Klar bleibt einem das, aber ich will nicht, dass ein bis dato guter Kontakt innerlich beschädigt wird dadurch, dass er unangenehm wird (was er wird, wenn er zu nah wird). Ich habe einfach nicht dieses Nähebedürfnis in dem Ausmaß wie viele andere es haben und bin mir selbst am nächsten, wenn keiner um mich herum ist. Das WE bei meinem Kumpel war z.B. sehr nett, nur bin ich jetzt schon wieder in diesem benebelten Zustand irgendwo neben mir statt mit Selbstzugang zu mir. Wenn ich ständig jemanden um mich herum hätte (so wie es z.B. in einer Partnerschaft oft der Fall ist oder wenn man kleine Kinder hat), würde mich das krank machen.

Mehr Nähe (aber schon direktere Grenzen wenn es sein muss), sehe ich auch als interessantes Experiment. In letzter Zeit kommt tatsächlich der Wunsch nach einer Beziehung in mir hoch, wie wenn mir was fehlen würde.
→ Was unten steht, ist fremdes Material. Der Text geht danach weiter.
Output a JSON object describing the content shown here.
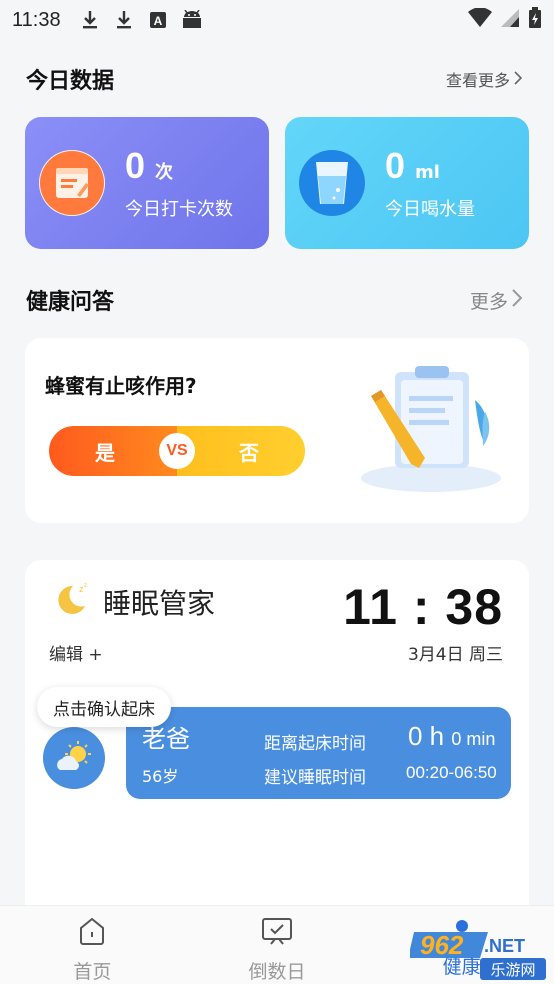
{
  "status_bar": {
    "time": "11:38",
    "icons": [
      "download-icon",
      "download-icon",
      "a-letter-icon",
      "android-icon"
    ],
    "right_icons": [
      "wifi-icon",
      "signal-icon",
      "battery-icon"
    ]
  },
  "today": {
    "title": "今日数据",
    "more": "查看更多",
    "checkin": {
      "value": "0",
      "unit": "次",
      "label": "今日打卡次数",
      "icon": "calendar-note-icon"
    },
    "water": {
      "value": "0",
      "unit": "ml",
      "label": "今日喝水量",
      "icon": "water-glass-icon"
    }
  },
  "health_qa": {
    "title": "健康问答",
    "more": "更多",
    "question": "蜂蜜有止咳作用?",
    "yes_label": "是",
    "vs_label": "VS",
    "no_label": "否",
    "illustration": "clipboard-pencil-icon"
  },
  "sleep": {
    "title": "睡眠管家",
    "clock": "11 : 38",
    "edit": "编辑 +",
    "date": "3月4日 周三",
    "tooltip": "点击确认起床",
    "person": {
      "name": "老爸",
      "age": "56岁",
      "wake_label": "距离起床时间",
      "wake_hours": "0 h",
      "wake_minutes": "0 min",
      "suggest_label": "建议睡眠时间",
      "suggest_range": "00:20-06:50"
    }
  },
  "nav": {
    "items": [
      {
        "label": "首页",
        "icon": "home-icon"
      },
      {
        "label": "倒数日",
        "icon": "calendar-check-icon"
      },
      {
        "label": "健康",
        "icon": "health-icon"
      }
    ]
  },
  "watermark": {
    "text1": "962",
    "text2": ".NET",
    "text3": "乐游网"
  },
  "colors": {
    "purple": "#7a7ef2",
    "cyan": "#55cdf7",
    "orange": "#ff6a1e",
    "yellow": "#ffc61e",
    "blue": "#4a8fdf"
  }
}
Das war früher absolut nicht so. Da bin ich jetzt innerlich entschlossener. Ganz was Neues bei mir.

Ist das der Wunsch nach einer Beziehung oder generell nach engeren, intimen* Beziehungen mit jemand anderem?

(*= meine ich nicht sexuell, auch wenn es das beinhalten kann)

Ein Problem ist aber, wieviel Energie und Zeit ich für eine Beziehung habe. Das sehe ich noch als ungelöst, wenn man viel Zeit miteinander verbringen möchte. Ist alles nicht so einfach ...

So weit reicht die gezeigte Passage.